Smaller cities such as Boise, Idaho, and Albuquerque, N.M., can also be worthwhile for investors, especially since they have solid fundamentals but are often overlooked by larger investors.

“We like markets like that because they’re not on everyone’s radar,” Siegler said.

A Thorough Vetting

Some of the typical due diligence items on an investor’s checklist include property management, access to financing, and title issues.

Whether or not a property is professionally managed can speak volumes about its relative appeal.

“If the property isn’t professionally managed, there might be an immediate value-add opportunity,” Siegler said.
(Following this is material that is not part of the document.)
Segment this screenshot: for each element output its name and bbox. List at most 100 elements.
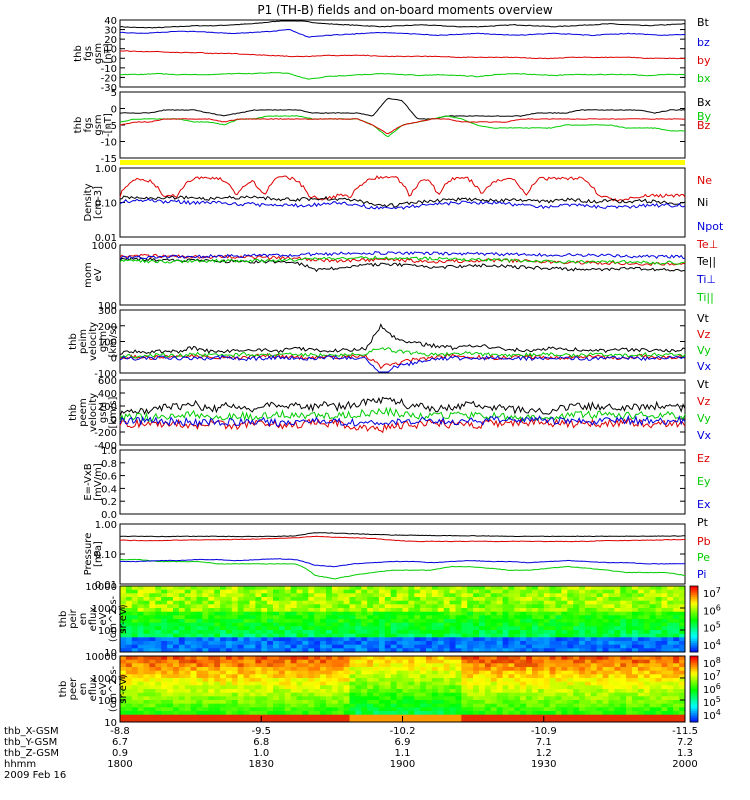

On the financing end, projects under $3 million aren’t very attractive to most equity investors—it’s inefficient to allocate capital in such a piecemeal fashion. And smaller properties can have a more difficult time finding debt financing, which can turn off potential investors. Yet if a property is eligible for an agency loan, it’s a big plus.

“If you can get FHA financing, it’s a much more compelling opportunity,” Valger said.

Property reports ranging from environmental assessments to title histories can present another investment hurdle if the costs to remedy the issues outweigh the benefits.

“No one wants to buy a property that has a bad title,” Silverman said.

Looking at a project critically with an investor’s eye can reveal the pluses—and minuses—that translate to either a deal or a missed opportunity.